The city’s most famous lager will return in six-packs before the Fourth of July, as the reenergized L. Hoster Brewing Company boosts production and looks to expand its brand.
In addition to releasing Gold Top in bottles, co-owners Daniel Meyers and Victor Ecimovich said they plan to increase the beer’s availability on draft and brew other selections later this year under the Hoster name, which has been bubbling through Columbus in different ways for more than 178 years.
“Over time now, as we’re able to secure more production, we can add some other items,” said Meyers, the man behind the revival of Frostop root beer. “Since Gold Top is the flagship beer, it’s the one we’re bottling first.”
Gold Top hasn’t appeared in bottles since the days of the Hoster Brewing Company, a brewpub that operated at 550 S. High St. from 1989 to 2001. The business was named after (but not connected to) the historic brewery founded in 1836 by German immigrant Louis Hoster.
“That’s terrific, because Gold Top’s a really old brand name,” said Jay Hoster, the great-great-grandson of Louis Hoster. “In the 1910s until Prohibition, it was the major Hoster brand.”
If you're a bit confused about the history of the Hoster name, here's a guide to the last 178 years. If you want to hear the story in person, join Jay Hoster for a presentation at Columbus Brewing Company at 5:30 p.m. Tuesday, May 10.
July 4, 1833: Louis Hoster comes through Columbus en route to a German enclave in Brown County, located in southwestern Ohio. He's enthralled with holiday festivities and wants to return.
1836: Hoster establishes the L. Hoster Brewing Company in what becomes known as the Brewery District.
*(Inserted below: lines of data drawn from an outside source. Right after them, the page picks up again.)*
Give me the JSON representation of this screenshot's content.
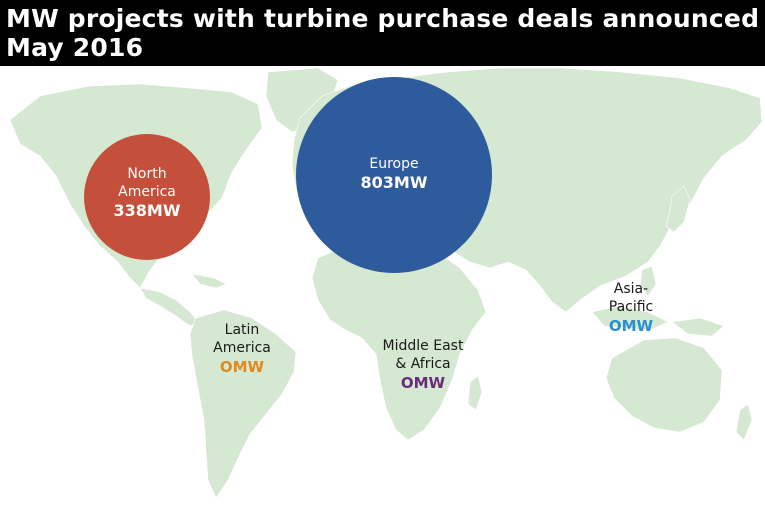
{
  "title": {
    "line1": "MW projects with turbine purchase deals announced",
    "line2": "May 2016"
  },
  "colors": {
    "land": "#d5e8d1",
    "ocean": "#ffffff",
    "north_america": "#c44f3a",
    "europe": "#2d5b9c",
    "latin_america_value": "#e08a1e",
    "middle_east_value": "#6a2c7a",
    "asia_pacific_value": "#2a8fcf"
  },
  "regions": {
    "north_america": {
      "label_line1": "North",
      "label_line2": "America",
      "value": "338MW",
      "mw": 338
    },
    "europe": {
      "label": "Europe",
      "value": "803MW",
      "mw": 803
    },
    "latin_america": {
      "label_line1": "Latin",
      "label_line2": "America",
      "value": "OMW",
      "mw": 0
    },
    "middle_east_africa": {
      "label_line1": "Middle East",
      "label_line2": "& Africa",
      "value": "OMW",
      "mw": 0
    },
    "asia_pacific": {
      "label_line1": "Asia-",
      "label_line2": "Pacific",
      "value": "OMW",
      "mw": 0
    }
  }
}
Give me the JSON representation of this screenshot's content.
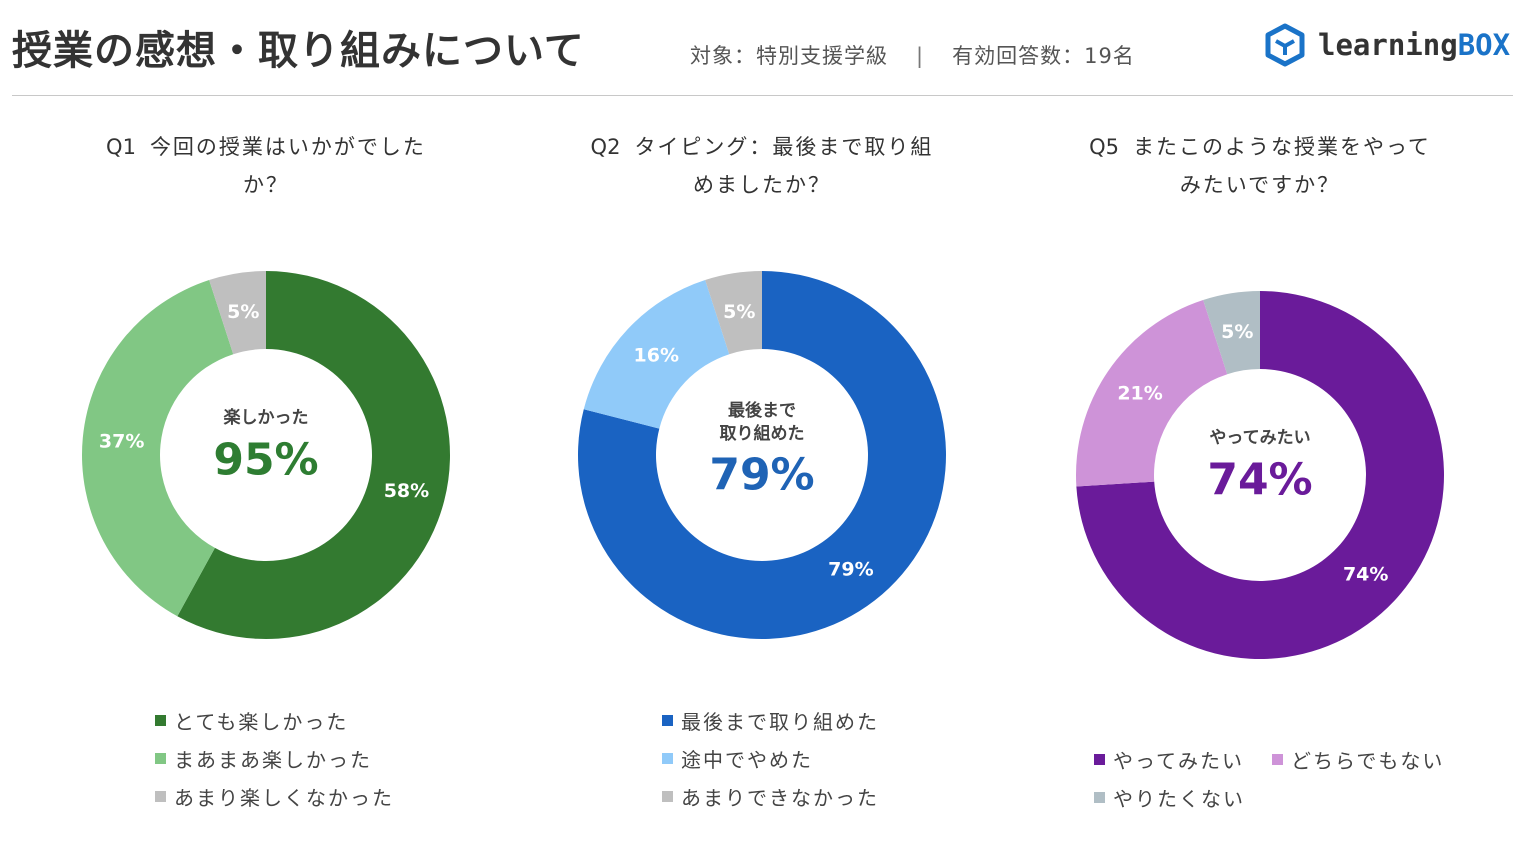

Eventually, the brewery grows to include numerous buildings. A bottling plant is built at at 55 W. Livingston Ave., and stables for delivery horses stand in the Worly Building at 503 S. Front St.
1892: Hoster had become a household name throughout Ohio and was the leading Columbus brewery. An article in the May 7, 1892, issue of The Columbus Dispatch says of the beer: “The fundamental principle, evidently, of the L. Hoster Brewing Co. is to make as good a beer as can be procured, regardless of trouble or expense. It is strongly recommended by physicians for family use.”
1901: Annual production at the Hoster brewery reaches 300,000 barrels. In addition to its flagship Gold Top lager, the company produce Wiener (German for “Vienna”), Muenchner (German for “Munich”), a bock and a brown October beer.
Circa 1920: State and national Prohibition cripples the Columbus brewing trade. After attempting to make soda pop and near beer, the Hoster brewery closes.
1989: A brewpub taking the name Hoster Brewing Company opens at 550 S. High St. It serves a new recipe akin to the original Gold Top, as well as seasonal selections. It was named after historic Hoster brewery but had no real connection to it.
April 1991: The Hoster Brewing Company begins to distribute Gold Top on tap at a handful of Columbus bars and restaurants. It would eventually bottle four beers: Rev. Purley Pale Ale, Gold Top Dortmunder Lager, Amber Vienna Lager and 90 Shilling Scottish Ale.
2001: The brewpub closes.
July 2004: Local beverage guru Daniel Meyers purchases the assets of Hoster Brewing Company. He soon arranges to brew Gold Top, through contracts, at breweries in the region. He enlists Victor Ecimovich, a former brewmaster at Hoster Brewing Company, to craft the recipe.
February 2005: Meyers and Ecimovich tap the first keg of reintroduced Gold Top. The beer begins to pop up on tap at small local bars across Central Ohio.
May 2011: Meyers moves his beverage operations into a new 26,000-square-foot facility on the Near East Side in hopes of opening a full-production brewery. Meyers announces to Alive that the company will reintroduce Hoster Gold Top in bottles by the Fourth of July. The company also plans to brew other selections once popular at Hoster Brewing Company.